When it comes to using a log (time-based indexes), you need to have some data on future plans at hand: how long do you want to keep logging data around (storage period), what will be the use of the template for the collected data (query frequency, indexing frequency), how much data will be every day (see here data on disk, as well as font size). Before thinking about the "per-app-index" or "single-index" problem, consider the tips below. After you do the math regarding the size of the fragments, how much time will be for the selected storage period, you can think of each application or a single index.

Depending on the size of the fragments, especially the storage period, secondly, you need to consider whether the indexes are based on time, daily, weekly or monthly. A good rule of large size for a fragment size is a maximum of 30-50 GB, any recovery, moving fragments, searching will be potentially slower and potentially affect cluster stability.

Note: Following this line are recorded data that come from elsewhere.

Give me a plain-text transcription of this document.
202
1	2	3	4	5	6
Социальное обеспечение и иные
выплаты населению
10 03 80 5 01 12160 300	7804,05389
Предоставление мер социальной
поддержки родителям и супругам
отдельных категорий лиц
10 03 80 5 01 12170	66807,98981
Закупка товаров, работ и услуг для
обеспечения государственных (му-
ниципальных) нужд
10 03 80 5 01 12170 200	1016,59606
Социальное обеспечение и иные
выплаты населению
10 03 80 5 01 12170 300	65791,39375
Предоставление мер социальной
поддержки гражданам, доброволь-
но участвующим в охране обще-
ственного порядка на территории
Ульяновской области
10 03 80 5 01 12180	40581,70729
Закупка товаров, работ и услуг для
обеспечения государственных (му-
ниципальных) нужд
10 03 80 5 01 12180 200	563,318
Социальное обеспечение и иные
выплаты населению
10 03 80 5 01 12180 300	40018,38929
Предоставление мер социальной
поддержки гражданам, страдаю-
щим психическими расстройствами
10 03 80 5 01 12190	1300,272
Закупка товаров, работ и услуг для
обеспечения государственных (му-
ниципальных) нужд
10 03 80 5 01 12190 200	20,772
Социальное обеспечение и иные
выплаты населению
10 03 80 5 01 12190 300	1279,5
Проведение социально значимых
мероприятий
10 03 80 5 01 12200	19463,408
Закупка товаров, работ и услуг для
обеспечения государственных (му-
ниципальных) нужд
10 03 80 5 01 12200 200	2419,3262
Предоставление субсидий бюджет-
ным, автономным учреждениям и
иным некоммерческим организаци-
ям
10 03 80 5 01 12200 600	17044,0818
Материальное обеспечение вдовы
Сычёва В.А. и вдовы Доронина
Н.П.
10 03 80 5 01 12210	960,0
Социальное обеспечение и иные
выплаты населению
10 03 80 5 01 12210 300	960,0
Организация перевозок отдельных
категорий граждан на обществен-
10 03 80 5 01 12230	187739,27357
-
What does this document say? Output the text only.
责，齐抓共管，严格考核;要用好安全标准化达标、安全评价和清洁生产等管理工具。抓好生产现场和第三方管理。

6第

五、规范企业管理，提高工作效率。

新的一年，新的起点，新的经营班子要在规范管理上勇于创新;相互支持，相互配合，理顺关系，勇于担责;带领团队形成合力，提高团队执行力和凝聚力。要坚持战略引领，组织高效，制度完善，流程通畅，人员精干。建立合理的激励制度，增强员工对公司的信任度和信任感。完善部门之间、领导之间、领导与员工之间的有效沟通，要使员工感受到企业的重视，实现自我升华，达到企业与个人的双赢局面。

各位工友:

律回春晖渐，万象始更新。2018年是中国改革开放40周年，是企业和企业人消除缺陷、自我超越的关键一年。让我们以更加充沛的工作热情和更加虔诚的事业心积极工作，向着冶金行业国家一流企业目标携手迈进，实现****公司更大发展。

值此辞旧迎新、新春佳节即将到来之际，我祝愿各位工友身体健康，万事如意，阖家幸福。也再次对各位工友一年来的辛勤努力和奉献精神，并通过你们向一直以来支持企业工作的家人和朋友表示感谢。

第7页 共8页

If your applications are capable of generating large amounts of data daily that exceed the number mentioned above, do not select indexes for each application. If the size is smaller, then again it depends. A huge number of fragments on one node consumes resources and makes searching slow. Each shard has a fixed set of memory, which is used only because it exists. In addition, when performing a search, each shard will perform a search on a single thread. One thread is basically one CPU core. The higher the time interval used in search queries (the greater the number of indexes), the greater the number of simultaneous searches occur, the higher the context switching at the OS level between several threads trying to use CPU cores. In general, do not try to squeeze hundreds of fragments into one node , if only some of them will be used at any given time. If you plan most often to request all the data in your cluster, the number of skulls that you would like to have on each node is drastically reduced. Otherwise, your cluster will not be able to handle the load.

If your example of using the journal is one that basically has high activity according to the most recent data (from the last few days to one week), consider the approach of a warm warm architecture: https://www.elastic.co/blog/hot-warm -architecture-in-elasticsearch-5-x

The exercise of creating and configuring a cluster always includes testing. Therefore, please try to check the effectiveness of your queries on pieces of data that are as identical as possible to real data. Also, do this on a single node that has hardware specifications for nodes in the production cluster.